Банев даже застонал от досады, но генерал жёстко его одёрнул.
– Не кривляйтесь, Банев! Не время юродствовать. У нас на руках статистика. Количество тяжких преступлений за последние годы увеличилось на сорок процентов. Растёт процент самоубийств, сумасшествий и врождённого слабоумия. Стремительно падает научный и технический потенциал, появились новые болезни. Повальный разврат, педерастия. Воровство, изнасилования, ограбления! Убийства. Всё это как круги на воде идёт от нас по Европе и дальше. И есть все основания полагать, что эти тенденции напрямую связаны с деятельностью, так называемого Нового Мира. А вы не хотите рассказать, что там происходит.
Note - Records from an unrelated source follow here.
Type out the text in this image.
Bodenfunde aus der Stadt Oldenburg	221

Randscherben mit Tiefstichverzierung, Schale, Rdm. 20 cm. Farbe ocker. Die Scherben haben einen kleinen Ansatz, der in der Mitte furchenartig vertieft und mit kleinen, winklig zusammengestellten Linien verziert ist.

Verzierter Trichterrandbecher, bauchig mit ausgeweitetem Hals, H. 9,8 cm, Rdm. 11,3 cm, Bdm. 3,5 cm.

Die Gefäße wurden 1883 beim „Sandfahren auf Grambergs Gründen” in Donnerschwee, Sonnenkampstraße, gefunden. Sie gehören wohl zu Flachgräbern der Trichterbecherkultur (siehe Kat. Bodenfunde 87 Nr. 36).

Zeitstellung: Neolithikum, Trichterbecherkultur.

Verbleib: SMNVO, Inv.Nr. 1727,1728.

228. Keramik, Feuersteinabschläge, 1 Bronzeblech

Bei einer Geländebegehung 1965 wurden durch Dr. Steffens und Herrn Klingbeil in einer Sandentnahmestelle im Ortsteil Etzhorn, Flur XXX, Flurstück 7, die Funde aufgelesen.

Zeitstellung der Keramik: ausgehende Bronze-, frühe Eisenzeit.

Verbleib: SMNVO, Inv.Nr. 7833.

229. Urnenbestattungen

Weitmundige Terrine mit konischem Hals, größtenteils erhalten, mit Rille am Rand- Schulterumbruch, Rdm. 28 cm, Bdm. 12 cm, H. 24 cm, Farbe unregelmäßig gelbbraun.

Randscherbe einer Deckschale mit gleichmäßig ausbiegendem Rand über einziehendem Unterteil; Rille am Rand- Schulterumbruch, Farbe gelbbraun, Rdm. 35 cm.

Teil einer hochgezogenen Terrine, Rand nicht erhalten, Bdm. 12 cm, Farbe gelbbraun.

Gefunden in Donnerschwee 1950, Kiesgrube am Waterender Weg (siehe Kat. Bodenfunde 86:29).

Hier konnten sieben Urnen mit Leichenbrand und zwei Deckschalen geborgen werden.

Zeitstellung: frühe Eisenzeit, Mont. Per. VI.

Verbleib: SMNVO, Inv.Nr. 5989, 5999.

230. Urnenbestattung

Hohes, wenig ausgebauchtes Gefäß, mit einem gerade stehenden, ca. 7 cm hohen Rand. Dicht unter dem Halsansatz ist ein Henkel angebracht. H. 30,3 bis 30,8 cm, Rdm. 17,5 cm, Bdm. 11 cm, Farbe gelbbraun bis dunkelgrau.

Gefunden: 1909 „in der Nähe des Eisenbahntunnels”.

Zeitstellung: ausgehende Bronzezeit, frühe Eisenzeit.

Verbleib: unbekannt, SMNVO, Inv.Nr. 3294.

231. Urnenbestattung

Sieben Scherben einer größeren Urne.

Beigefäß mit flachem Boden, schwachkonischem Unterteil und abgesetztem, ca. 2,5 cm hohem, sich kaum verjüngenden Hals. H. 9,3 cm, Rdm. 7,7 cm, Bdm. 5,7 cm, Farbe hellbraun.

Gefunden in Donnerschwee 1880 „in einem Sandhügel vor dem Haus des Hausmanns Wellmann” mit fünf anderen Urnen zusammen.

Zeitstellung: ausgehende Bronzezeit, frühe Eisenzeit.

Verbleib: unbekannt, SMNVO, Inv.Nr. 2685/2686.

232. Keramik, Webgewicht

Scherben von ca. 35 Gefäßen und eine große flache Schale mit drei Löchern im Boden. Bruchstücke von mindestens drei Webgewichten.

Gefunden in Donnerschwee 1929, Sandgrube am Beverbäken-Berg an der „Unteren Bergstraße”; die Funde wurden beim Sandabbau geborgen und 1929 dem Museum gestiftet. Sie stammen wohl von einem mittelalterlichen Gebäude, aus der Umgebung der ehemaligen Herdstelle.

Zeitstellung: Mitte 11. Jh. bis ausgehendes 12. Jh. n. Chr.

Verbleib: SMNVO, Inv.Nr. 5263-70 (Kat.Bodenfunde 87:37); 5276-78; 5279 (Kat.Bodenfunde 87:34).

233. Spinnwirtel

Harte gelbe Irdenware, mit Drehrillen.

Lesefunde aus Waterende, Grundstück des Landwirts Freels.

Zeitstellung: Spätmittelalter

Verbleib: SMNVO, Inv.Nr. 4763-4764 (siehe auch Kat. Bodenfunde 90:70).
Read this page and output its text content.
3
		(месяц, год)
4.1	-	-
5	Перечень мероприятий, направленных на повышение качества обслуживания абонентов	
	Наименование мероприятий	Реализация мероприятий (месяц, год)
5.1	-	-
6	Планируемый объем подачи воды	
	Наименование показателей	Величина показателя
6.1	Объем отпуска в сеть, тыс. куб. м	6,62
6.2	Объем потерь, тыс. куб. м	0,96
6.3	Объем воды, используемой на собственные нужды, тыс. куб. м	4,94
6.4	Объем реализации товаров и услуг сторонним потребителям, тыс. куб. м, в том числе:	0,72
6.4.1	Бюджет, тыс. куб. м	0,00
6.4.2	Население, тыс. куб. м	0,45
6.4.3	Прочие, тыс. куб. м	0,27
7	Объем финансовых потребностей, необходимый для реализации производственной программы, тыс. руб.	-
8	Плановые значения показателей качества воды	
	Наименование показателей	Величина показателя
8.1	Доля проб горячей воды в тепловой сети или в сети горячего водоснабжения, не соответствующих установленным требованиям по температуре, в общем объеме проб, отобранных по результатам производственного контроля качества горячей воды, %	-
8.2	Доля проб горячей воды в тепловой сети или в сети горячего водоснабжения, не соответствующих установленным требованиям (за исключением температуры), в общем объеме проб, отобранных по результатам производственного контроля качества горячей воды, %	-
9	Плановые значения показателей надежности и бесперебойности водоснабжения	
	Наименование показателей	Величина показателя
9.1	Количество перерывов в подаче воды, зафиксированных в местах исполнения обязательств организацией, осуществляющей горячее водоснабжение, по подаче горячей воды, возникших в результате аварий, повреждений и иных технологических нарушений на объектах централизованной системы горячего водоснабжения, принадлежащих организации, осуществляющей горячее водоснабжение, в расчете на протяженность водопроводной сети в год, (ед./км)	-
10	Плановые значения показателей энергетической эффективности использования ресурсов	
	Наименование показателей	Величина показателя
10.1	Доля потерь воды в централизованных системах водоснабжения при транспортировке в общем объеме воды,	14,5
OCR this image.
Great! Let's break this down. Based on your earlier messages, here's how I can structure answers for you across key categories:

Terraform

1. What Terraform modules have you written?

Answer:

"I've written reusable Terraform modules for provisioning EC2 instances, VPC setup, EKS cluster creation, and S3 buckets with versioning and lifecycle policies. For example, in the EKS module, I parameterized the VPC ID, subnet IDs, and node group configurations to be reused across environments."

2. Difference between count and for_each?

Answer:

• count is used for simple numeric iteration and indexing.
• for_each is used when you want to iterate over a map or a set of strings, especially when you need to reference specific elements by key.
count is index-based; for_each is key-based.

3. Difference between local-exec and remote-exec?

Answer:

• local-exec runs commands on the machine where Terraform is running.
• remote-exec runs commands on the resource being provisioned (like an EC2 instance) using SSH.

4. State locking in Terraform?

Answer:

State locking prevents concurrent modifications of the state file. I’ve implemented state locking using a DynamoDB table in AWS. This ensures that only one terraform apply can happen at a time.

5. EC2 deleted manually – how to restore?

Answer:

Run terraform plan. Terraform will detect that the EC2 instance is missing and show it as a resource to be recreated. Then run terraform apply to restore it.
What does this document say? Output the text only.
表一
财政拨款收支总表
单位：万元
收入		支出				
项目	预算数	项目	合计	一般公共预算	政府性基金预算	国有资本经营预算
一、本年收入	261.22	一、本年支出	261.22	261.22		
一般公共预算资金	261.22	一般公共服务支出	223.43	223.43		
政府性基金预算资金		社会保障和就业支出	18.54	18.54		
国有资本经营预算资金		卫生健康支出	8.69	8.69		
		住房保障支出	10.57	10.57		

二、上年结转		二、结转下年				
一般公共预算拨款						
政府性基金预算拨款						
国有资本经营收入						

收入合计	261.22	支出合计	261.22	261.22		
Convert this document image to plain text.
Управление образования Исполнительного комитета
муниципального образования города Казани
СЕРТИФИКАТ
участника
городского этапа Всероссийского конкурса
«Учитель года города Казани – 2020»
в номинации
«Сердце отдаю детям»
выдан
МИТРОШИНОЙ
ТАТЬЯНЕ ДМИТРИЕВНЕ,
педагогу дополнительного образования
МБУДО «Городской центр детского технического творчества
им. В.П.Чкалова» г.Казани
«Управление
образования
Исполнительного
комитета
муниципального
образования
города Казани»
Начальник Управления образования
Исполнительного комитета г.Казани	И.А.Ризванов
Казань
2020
Они же напуганы, понял Банев. Это плохо. Напуганные дураки могут быть очень опасны. А ведь Бол-Кунац предупреждал его. «Не задерживайтесь в городе, – сказал он тогда. – Не заезжайте в лепрозорий, это может быть опасно. Не так опасно как будет здесь, но всё же лучше вам уехать как можно дальше». «Если здесь становится опасно, почему же вы остаётесь?» – спросил тогда Банев. «Нам это всё совершенно не важно» – сказал Бол-Кунац и Банев с Дианой сами не заметили, как оказались за пределами Нового Мира.
– Вы не понимаете, – сказал Банев. – Это невозможно понять. Я прожил там десять лет, но до сих пор и сам не понимаю. Что толку, если я вам расскажу, как видел Бол-Кунаца, которой непринуждённо летал в облаках? Ведь в тот же самый момент он стоял рядом со мной, а когда я взглянул в зеркало, то увидел, что я и есть Бол-Кунац! А Ирма часто уходила в радугу. Это невозможно описать и я не знаю, сама ли она превращалась в радугу или радуга появлялась на том месте, где только что стояла Ирма, но каждый раз это было прекрасно.
– Радуга, – презрительно сказала Диана. – Радуга это ещё ладно. А вот бывало раз – и невесомость! Или воздух вдруг становится твёрдым, а звук – жидким.
– Как так? – спросил генерал.
– Всё это совершенно не важно, – сказал Банев. – Наверняка они старались удержать локальный участок пространства в привычных для нас условиях физических параметров, но иногда просто забывали это сделать. Мне кажется, им вообще с каждым годом всё труднее вспоминать, кто мы и откуда они. Впрочем, это лишь моя версия.
– А вы не думали, господин Банев, что эти птенчики превратились не в прекрасных лебедей, а вымахали здоровенными жирными утками? – спросил генерал Бамбарха. – И гадят в море. А знаете почему? Домашние утки не живут в море. Не их среда обитания. Они живут на своём озере, а в море летают гадить. А море это мы. И мы не позволим гадить нам на голову.
– Для военного, вы слишком образно выражаетесь.
– У меня богатое воображение.
– Бросьте генерал, – сказал Банев. – Подобные рассуждения я уже слышал, они всегда фальшиво звучат из уст человека вашей профессии.
Он взял Диану за руку и повёл к машине.
– Не путайтесь у нас под ногами, раздавим! Уезжайте, пока не поздно, – крикнул им вслед Бамбарха, но Банев, не поворачиваясь, отрицательно покачал головой, а Диана показала оттопыренный средний палец.
***
Что-то я закис, подумал Банев. Раньше я бы этому держиморде спуску не дал. Раньше я был ого-го. А теперь брюхо отъел и зарядку не делаю. Он пощупал живот и вздохнул.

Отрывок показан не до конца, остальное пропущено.